Except for one thing. The Aurora County 200th anniversary pageant is scheduled for the same day, and all of the Mamas in town are hell-bent on seeing their kids perform in it, whether the kids want to or not. The be-sequined and be-glittered Finesse has been given the job of directing it:
"Who is she?" whispered Melba's little sister Violet.
Ruby* popped her gum. "She used to be Frances Schotz." The bubble collapsed on Ruby's nose. "She went off to boarding school last year, took too much French and drama, and turned into Marie Antoinette. Where's the guillotine?"
"I think she's amazing," sighed Melba.
"You would," said Ruby. She rubbed pink off her nose.
Remember back when I said "Except for one thing" all ominous-like? Yeah. Actually, there's another thing. For the last year, while his elbow healed, House Jackson had been secretly visiting the elderly Mr. Norwood Rhinehart Beauregard Boyd -- the man that the other kids in town are convinced is a baby-eater, the man that they all call Mean-Man Boyd.

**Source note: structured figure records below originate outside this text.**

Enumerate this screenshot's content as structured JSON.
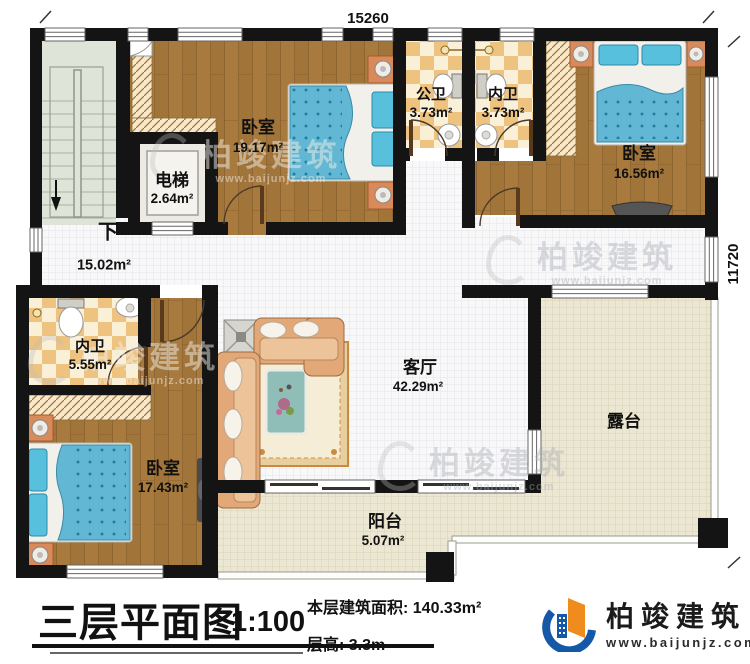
{
  "plan": {
    "dim_top": "15260",
    "dim_right": "11720",
    "labels": {
      "stairs_down": "下",
      "hallway_area": "15.02m²",
      "elevator_name": "电梯",
      "elevator_area": "2.64m²",
      "bedroom_top_left_name": "卧室",
      "bedroom_top_left_area": "19.17m²",
      "public_bath_name": "公卫",
      "public_bath_area": "3.73m²",
      "ensuite_top_name": "内卫",
      "ensuite_top_area": "3.73m²",
      "bedroom_top_right_name": "卧室",
      "bedroom_top_right_area": "16.56m²",
      "ensuite_bottom_name": "内卫",
      "ensuite_bottom_area": "5.55m²",
      "bedroom_bottom_left_name": "卧室",
      "bedroom_bottom_left_area": "17.43m²",
      "living_room_name": "客厅",
      "living_room_area": "42.29m²",
      "terrace_name": "露台",
      "balcony_name": "阳台",
      "balcony_area": "5.07m²"
    }
  },
  "footer": {
    "title": "三层平面图",
    "scale": "1:100",
    "area_line": "本层建筑面积: 140.33m²",
    "height_line": "层高: 3.3m"
  },
  "brand": {
    "name": "柏竣建筑",
    "website": "www.baijunjz.com"
  },
  "watermark": {
    "name": "柏竣建筑",
    "website": "www.baijunjz.com"
  },
  "colors": {
    "wall": "#141414",
    "wood": "#a87a3e",
    "checker_dark": "#eec27f",
    "checker_light": "#faf0d8",
    "stairs": "#dfe4d8",
    "grid_floor": "#f8f8f9",
    "terrace": "#ece7d2",
    "bed_blue": "#62b8d4",
    "sofa_peach": "#e2a878",
    "brand_blue": "#1458a8",
    "brand_orange": "#f08c1e"
  }
}
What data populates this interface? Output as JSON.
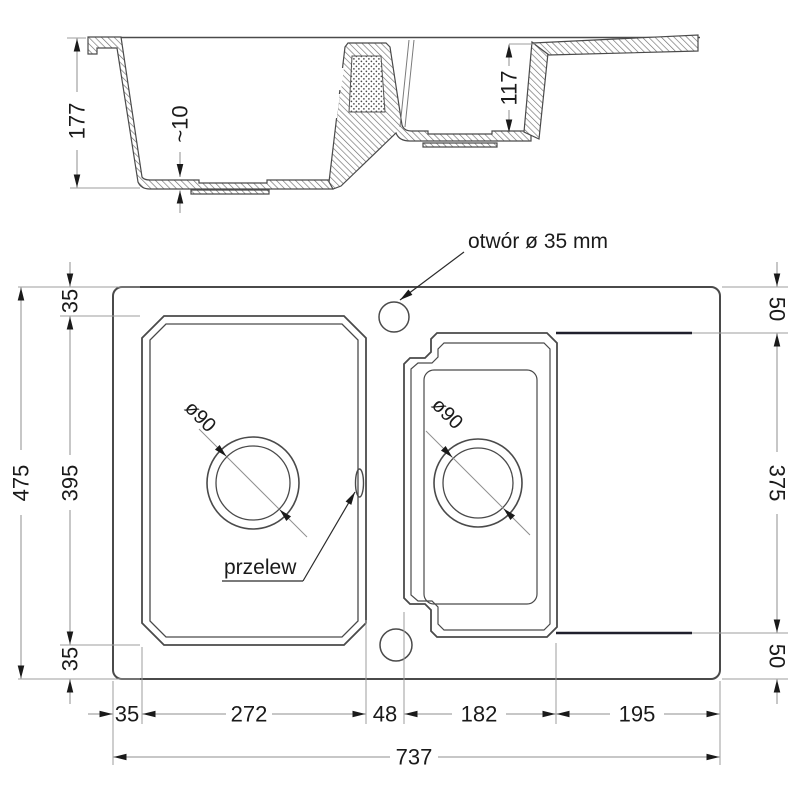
{
  "section": {
    "depth_main_bowl": "177",
    "bottom_thickness": "~10",
    "depth_small_bowl": "117"
  },
  "plan": {
    "faucet_hole_label": "otwór ø 35 mm",
    "overflow_label": "przelew",
    "main_drain_diameter": "ø90",
    "small_drain_diameter": "ø90",
    "width": {
      "left_margin": "35",
      "main_bowl": "272",
      "divider": "48",
      "small_bowl": "182",
      "drainboard": "195",
      "total": "737"
    },
    "height_left": {
      "total": "475",
      "top_margin": "35",
      "main_bowl": "395",
      "bottom_margin": "35"
    },
    "height_right": {
      "top_margin": "50",
      "small_bowl_zone": "375",
      "bottom_margin": "50"
    }
  },
  "colors": {
    "outline": "#4a4a4a",
    "dimension": "#8f8f8f",
    "dark_edge": "#20202c",
    "text": "#1a1a1a"
  }
}
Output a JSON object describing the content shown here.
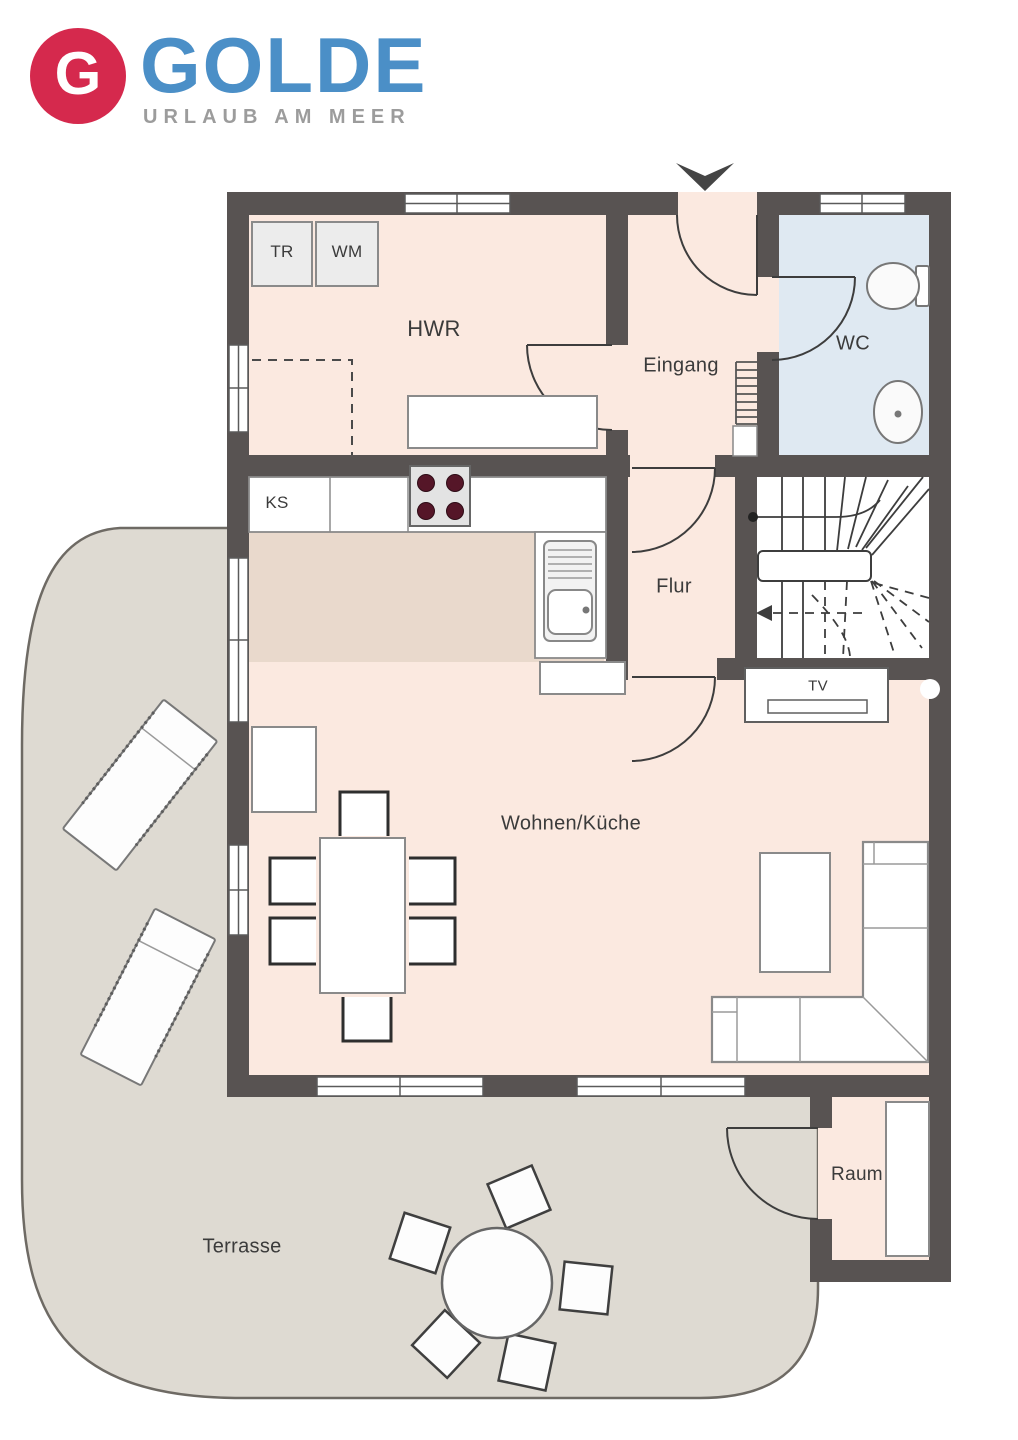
{
  "logo": {
    "letter": "G",
    "brand": "GOLDE",
    "tagline": "URLAUB AM MEER"
  },
  "floor_plan": {
    "rooms": {
      "hwr": "HWR",
      "eingang": "Eingang",
      "wc": "WC",
      "flur": "Flur",
      "wohnen_kueche": "Wohnen/Küche",
      "raum": "Raum",
      "terrasse": "Terrasse"
    },
    "appliances": {
      "tr": "TR",
      "wm": "WM",
      "ks": "KS",
      "tv": "TV"
    }
  },
  "colors": {
    "wall": "#585352",
    "room_fill": "#fbe9e0",
    "kitchen_fill": "#e9d9cc",
    "wc_fill": "#dfe9f2",
    "terrace_fill": "#dedad2",
    "terrace_edge": "#6e6a64",
    "logo_red": "#d5294d",
    "logo_blue": "#4b8fc7",
    "tagline_gray": "#9c9c9c",
    "label_ink": "#3b3b3b"
  }
}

On page one, Mr. Norwood Rhinehart Beauregard Boyd dies.
In The Aurora County All-Stars, we get stories about Sandy Koufax and Pee-Wee Reese, as well as a plethora of baseball quotes and a good amount of poetry by Walt Whitman. We're introduced to a dog named Eudora Welty and characters named Parting Schotz and Wilkie Collins. And it all works. In someone else's hands, it probably wouldn't have, but Deborah Wiles has done it again, folks. It's seamless. Baseball and Walt Whitman and friendship and family and history and yes, it made me cry. Not in a full-on sobbing-so-much-it-hurts** way, but in a pleasant, I-love-baseball-stories and I-love-the-people-in-Aurora-County sort of way.
House Jackson is most definitely a young man worth not just meeting, but getting to know.
Oh, and I'd like to commend Harcourt for doing something that other publishers seem to have a hard time doing -- for finding the right person to do the cover art, and for sticking with that same artist for the whole series***. Marla Frazee is such a fantastically perfect fit for the Aurora County stories that it makes me almost delirious when I look at the three books sitting together on the shelf.
*That's right, Ruby Lavender fans -- Ruby's in this one, and she plays a significant role. (Comfort Snowberger makes an appearance, too.)
**Unlike Each Little Bird, which, A YEAR AFTER READING IT, had me in tears again, because I made the mistake of describing it to a friend. Yes, I have problems.
***In hardback format, anyway. I'm not sure what's up with the paperbacks.